Early indicators of change: divergent climate envelopes between tree life stages imply range shifts in the western United States
To determine if differences in climate envelopes for six coniferous tree species and two life stages (trees and seedlings) suggest a potential for species range contractions, expansions or shifts in response to climate change and if these patterns differ between subalpine (i.e. cool-climate) and montane (i.e. warm-climate) species.
The dry domain of the western United States.
Using data from the Forest Inventory and Analysis National Program, we quantified the relationship between probability of occurrence and climate for adults and seedlings of each species with a Bayesian logistic regression. Assuming that distributional differences between life stages highlight shifting regeneration patterns relative to adult trees, we assessed differences between seedlings and adult trees based on predicted probabilities of occurrence and climate envelope boundaries.

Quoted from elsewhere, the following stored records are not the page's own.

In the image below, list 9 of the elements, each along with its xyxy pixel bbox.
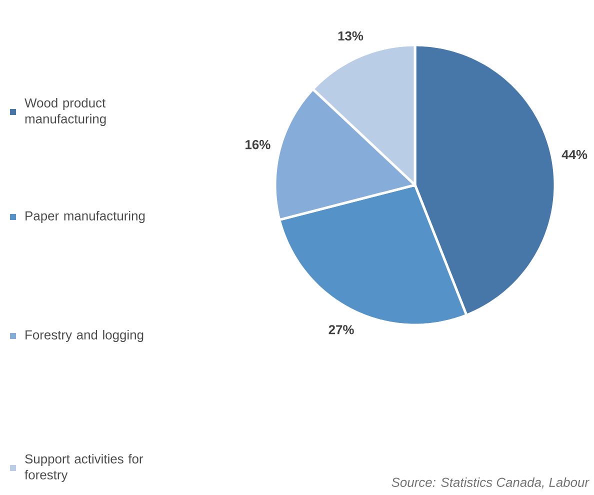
legend-label: Wood product manufacturing [24,98,106,126]
text: Source: Statistics Canada, Labour [392,477,590,488]
data-label: 13% [338,31,364,41]
legend-label: Paper manufacturing [26,210,145,224]
data-label: 16% [246,140,270,150]
legend-label: Forestry and logging [26,330,144,342]
data-label: 44% [562,150,588,160]
data-label: 27% [328,325,354,334]
legend-label: Support activities for forestry [24,454,144,482]
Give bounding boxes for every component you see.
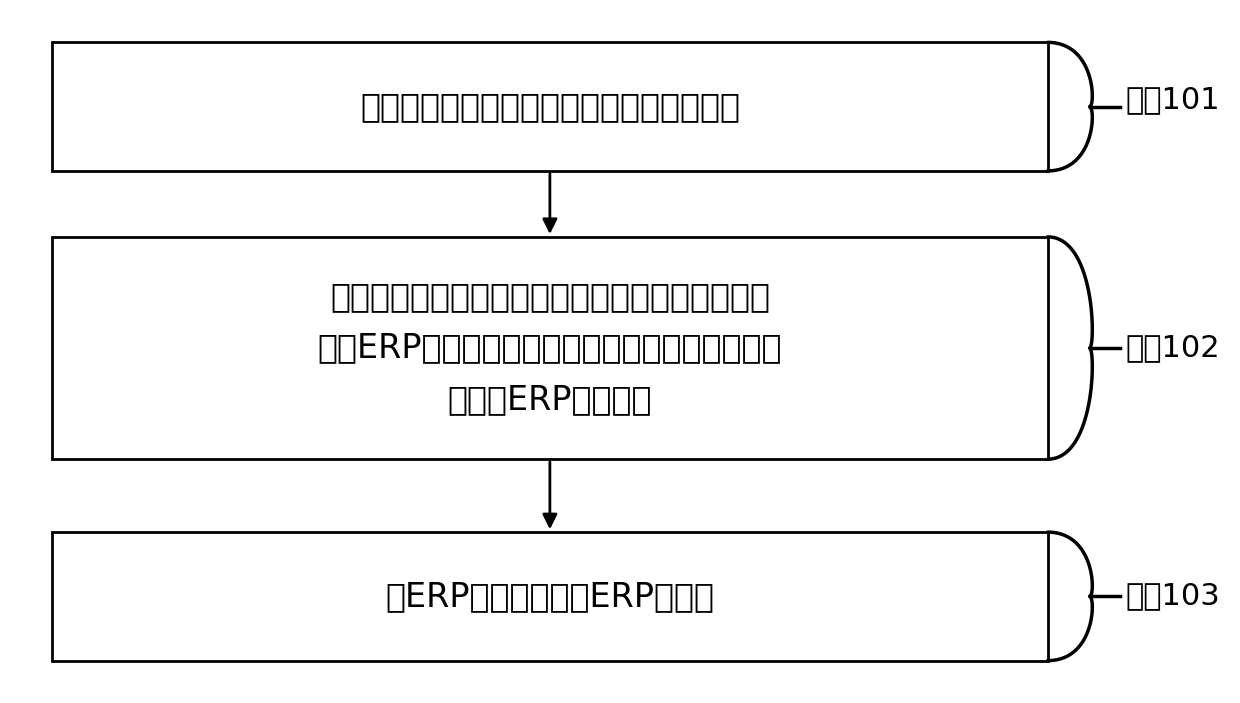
Text: 在销售源系统的平台物品与仓库发货时的企业资源
计划ERP物品不对应时，将销售源系统的订单数据
转换为ERP订单数据: 在销售源系统的平台物品与仓库发货时的企业资源 计划ERP物品不对应时，将销售源系… (317, 280, 782, 415)
FancyBboxPatch shape (52, 42, 1048, 171)
Text: 将ERP订单数据存入ERP订单池: 将ERP订单数据存入ERP订单池 (386, 580, 714, 613)
FancyBboxPatch shape (52, 532, 1048, 661)
FancyBboxPatch shape (52, 237, 1048, 459)
Text: 步骤102: 步骤102 (1126, 333, 1220, 363)
Text: 利用标准接口获取各销售源系统的订单数据: 利用标准接口获取各销售源系统的订单数据 (360, 90, 740, 123)
Text: 步骤101: 步骤101 (1126, 86, 1220, 115)
Text: 步骤103: 步骤103 (1126, 581, 1220, 610)
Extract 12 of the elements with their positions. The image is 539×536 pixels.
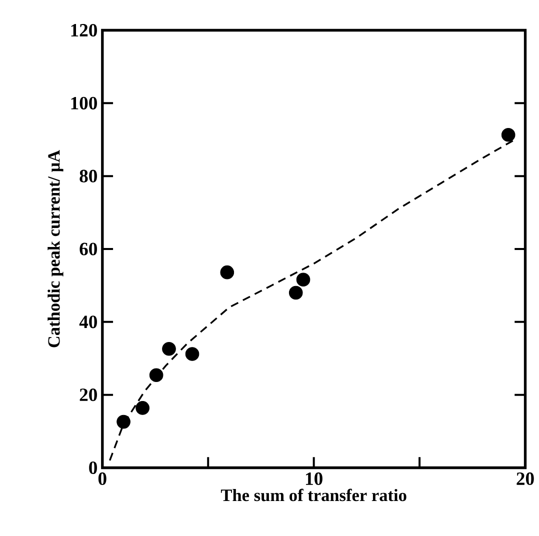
- x-axis-title: The sum of transfer ratio: [220, 489, 406, 502]
- y-tick-label: 80: [80, 170, 97, 183]
- y-tick-label: 100: [71, 97, 97, 110]
- x-tick-label: 20: [516, 472, 534, 486]
- y-tick-label: 20: [80, 388, 97, 402]
- y-tick-label: 0: [89, 462, 97, 474]
- y-tick-label: 40: [79, 316, 97, 328]
- y-axis-title: Cathodic peak current/ μA: [48, 150, 64, 348]
- x-tick-label: 10: [306, 472, 322, 486]
- x-tick-label: 0: [98, 472, 106, 486]
- y-tick-label: 60: [80, 242, 97, 256]
- y-tick-label: 120: [71, 24, 97, 37]
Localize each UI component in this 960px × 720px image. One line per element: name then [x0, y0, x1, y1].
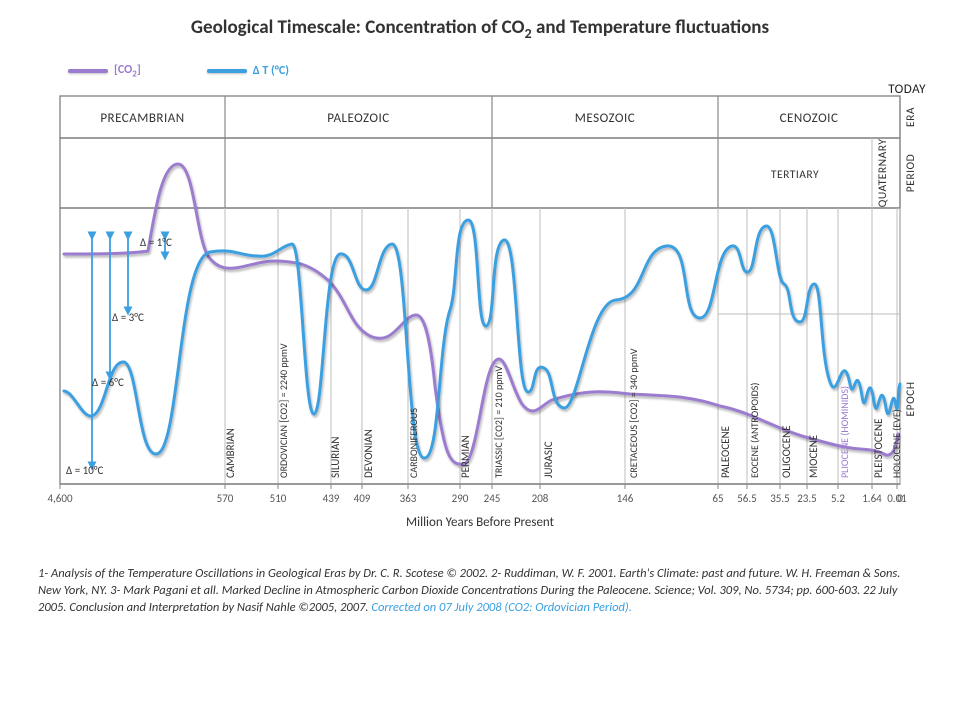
- svg-text:Δ = 10°C: Δ = 10°C: [66, 464, 104, 477]
- svg-text:0: 0: [897, 492, 903, 505]
- chart-title: Geological Timescale: Concentration of C…: [28, 16, 932, 42]
- svg-text:CENOZOIC: CENOZOIC: [780, 111, 839, 126]
- svg-text:PERIOD: PERIOD: [904, 154, 918, 192]
- svg-text:TERTIARY: TERTIARY: [771, 168, 819, 182]
- svg-text:23.5: 23.5: [797, 492, 817, 505]
- svg-text:Million Years Before Present: Million Years Before Present: [406, 515, 555, 530]
- svg-text:MIOCENE: MIOCENE: [807, 435, 820, 478]
- svg-text:ORDOVICIAN [CO2] = 2240 ppmV: ORDOVICIAN [CO2] = 2240 ppmV: [277, 343, 290, 478]
- svg-text:MESOZOIC: MESOZOIC: [575, 111, 635, 126]
- svg-text:409: 409: [354, 492, 371, 505]
- legend-label-temp: Δ T (°C): [253, 64, 289, 78]
- svg-text:Δ = 1°C: Δ = 1°C: [140, 236, 172, 249]
- svg-text:TRIASSIC [CO2] = 210 ppmV: TRIASSIC [CO2] = 210 ppmV: [492, 365, 505, 477]
- temperature-series: [64, 220, 900, 458]
- svg-text:363: 363: [400, 492, 417, 505]
- svg-text:5.2: 5.2: [831, 492, 845, 505]
- svg-text:EOCENE (ANTROPOIDS): EOCENE (ANTROPOIDS): [748, 382, 761, 477]
- svg-text:570: 570: [217, 492, 234, 505]
- svg-text:OLIGOCENE: OLIGOCENE: [780, 425, 793, 478]
- svg-text:HOLOCENE (EVE): HOLOCENE (EVE): [890, 409, 903, 478]
- svg-text:510: 510: [270, 492, 287, 505]
- svg-text:QUATERNARY: QUATERNARY: [876, 138, 890, 207]
- svg-text:65: 65: [712, 492, 723, 505]
- svg-text:290: 290: [452, 492, 469, 505]
- svg-text:EPOCH: EPOCH: [904, 381, 918, 416]
- legend: [CO2] Δ T (°C): [28, 56, 932, 86]
- legend-label-co2: [CO2]: [114, 63, 141, 79]
- correction-note: Corrected on 07 July 2008 (CO2: Ordovici…: [371, 600, 631, 615]
- legend-swatch-temp: [207, 69, 247, 73]
- svg-text:4,600: 4,600: [47, 492, 72, 505]
- svg-text:CARBONIFEROUS: CARBONIFEROUS: [407, 407, 420, 477]
- svg-text:35.5: 35.5: [770, 492, 790, 505]
- svg-text:439: 439: [323, 492, 340, 505]
- svg-text:1.64: 1.64: [862, 492, 882, 505]
- legend-swatch-co2: [68, 69, 108, 73]
- svg-text:CAMBRIAN: CAMBRIAN: [224, 428, 237, 478]
- sources-citation: 1- Analysis of the Temperature Oscillati…: [28, 566, 932, 617]
- svg-text:Δ = 3°C: Δ = 3°C: [112, 311, 144, 324]
- svg-text:PALEOZOIC: PALEOZOIC: [327, 111, 390, 126]
- svg-text:PRECAMBRIAN: PRECAMBRIAN: [100, 111, 184, 126]
- svg-text:PLEISTOCENE: PLEISTOCENE: [872, 418, 885, 477]
- svg-text:SILURIAN: SILURIAN: [329, 436, 342, 477]
- svg-text:ERA: ERA: [904, 107, 918, 127]
- svg-text:PLIOCENE (HOMINIDS): PLIOCENE (HOMINIDS): [838, 386, 851, 478]
- svg-text:JURASIC: JURASIC: [542, 441, 555, 478]
- svg-text:245: 245: [484, 492, 501, 505]
- svg-text:PALEOCENE: PALEOCENE: [719, 426, 732, 478]
- svg-text:PERMIAN: PERMIAN: [459, 435, 472, 478]
- svg-text:CRETACEOUS [CO2] = 340 ppmV: CRETACEOUS [CO2] = 340 ppmV: [627, 348, 640, 478]
- svg-text:146: 146: [617, 492, 634, 505]
- svg-text:Δ = 6°C: Δ = 6°C: [92, 376, 124, 389]
- svg-text:56.5: 56.5: [737, 492, 757, 505]
- svg-text:DEVONIAN: DEVONIAN: [362, 429, 375, 478]
- svg-text:208: 208: [532, 492, 549, 505]
- geologic-timescale-chart: PRECAMBRIAN PALEOZOIC MESOZOIC CENOZOIC ERA P…: [30, 86, 930, 546]
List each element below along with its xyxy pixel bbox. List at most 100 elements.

Differences between occurrence probabilities for seedlings and adults were greatest for montane, as opposed to subalpine, species and along range margins, especially in the southern and western portions of the study area. Climate envelope boundaries of seedlings differed from adult trees most frequently in montane species and often suggested range contractions or range shifts, as opposed to range expansion.
Our results indicated that climate-induced contractions and shifts in seedling distribution in response to recent change are already under way and are particularly severe in montane tree species. While adult trees may persist for hundreds of years without significant regeneration, tree species ranges will eventually contract where tree regeneration fails.